Trois questions au réalisateur Amos Gitaï

Trois questions au réalisateur Amos Gitaï

01 octobre 2018
Amos Gitaï sur le tournage de Carmel
Amos Gitaï sur le tournage de Carmel Agav Films

Premier cinéaste à être désigné titulaire de la Chaire de Création artistique au Collège de France, le réalisateur israélien Amos Gitaï consacrera neuf conférences autour du thème « Traverser les frontières », d’octobre à décembre 2018, puis tiendra deux colloques en juin 2019. Avant cela, il prononcera sa leçon inaugurale intitulée « La caméra est une sorte de fétiche – Filmer au Moyen-Orient », le 16 octobre 2018.


Vous êtes un cinéaste engagé. Allez-vous être un professeur engagé ?

Je ne sais pas. On va voir. Le mot « engagé » est un peu simple. Il y a des choses qui m’intéressent et qui méritent d’être défendues. Je suis très honoré de faire partie du Collège de France. Je vais essayer dans les conférences d’évoquer les questions qui touchent le travail du cinéaste en général et le mien en particulier. Je suis nourri à la fois par l’histoire d’Israël et l’histoire juive. Je suis inspiré par cette référence mais c’est vrai que la France a rendu ce travail possible. En Israël, on travaille parfois dans un climat qui n’est pas toujours favorable pour poser les questions. Même si je ne suis pas religieux, mon héritage juif me pousse à poser des questions et à mettre en doute des idées préconçues. Je ne suis pas favorable au cinéma qui instrumentalise les idées. Il faut poser des questions et encourager le public à composer une opinion et ne pas être strictement consommateur. Notre rôle en tant qu’artistes, cinéastes ou écrivains est de poser des questions. Cela stimule la réflexion contre l’hégémonie.

Comment avez-vous choisi les thèmes que vous allez traiter ?

Je sais qu’au Collège de France, on traite de sciences pures et qu’on ne peut pas poser de questions politiques mais mon travail fait aussi référence à ce contexte. J’étais étudiant en architecture quand la guerre du Kippour a commencé, c’est un point de départ. Tout comme la censure appliquée à mon documentaire, House, m’a inspiré pour continuer mon travail. Mais il y a aussi beaucoup d’autres éléments esthétiques et formels que je vais évoquer dans les neuf conférences. J’espère que mes films posent des questions thématiques, politiques et formelles. Certains sont prémédités, écrits, réfléchis. D’autres sont une réaction à un contexte.

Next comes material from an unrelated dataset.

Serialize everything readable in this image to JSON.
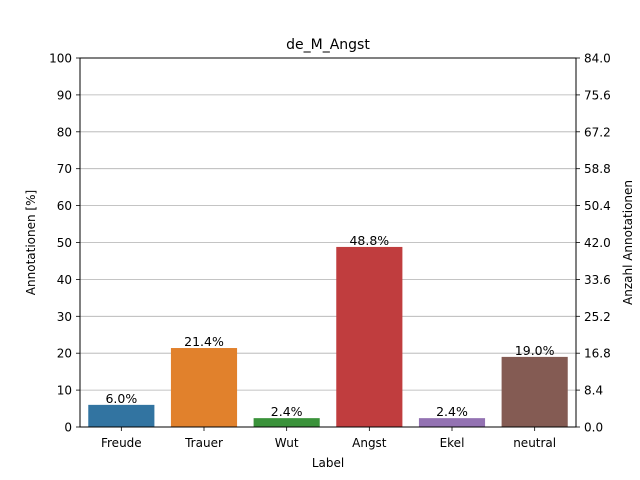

Allez-vous surtout parler de vos œuvres ou aborder aussi celles d’autres cinéastes ?

Je parlerai plus du travail des autres dans les colloques de juin 2019. Le premier sera dédié au travail de mes parents car je m’intéresse aussi beaucoup au contexte familial. Gallimard a publié des lettres de ma mère lues par Jeanne Moreau et on écoutera quelques-unes de ces lectures. Et comme l’année prochaine c’est le centenaire de la fondation du Bauhaus, je parlerai aussi de cette école d'art allemande et de l’architecture. Le deuxième colloque sera consacré à d’autres cinéastes que je vais évoquer et mettre en opposition. Je veux créer du contraste, comme avec Leni Riefenstahl. Il y a une pensée révisionniste prétendant qu’elle était un très bon cinéaste, alors qu’elle était une machine de propagande.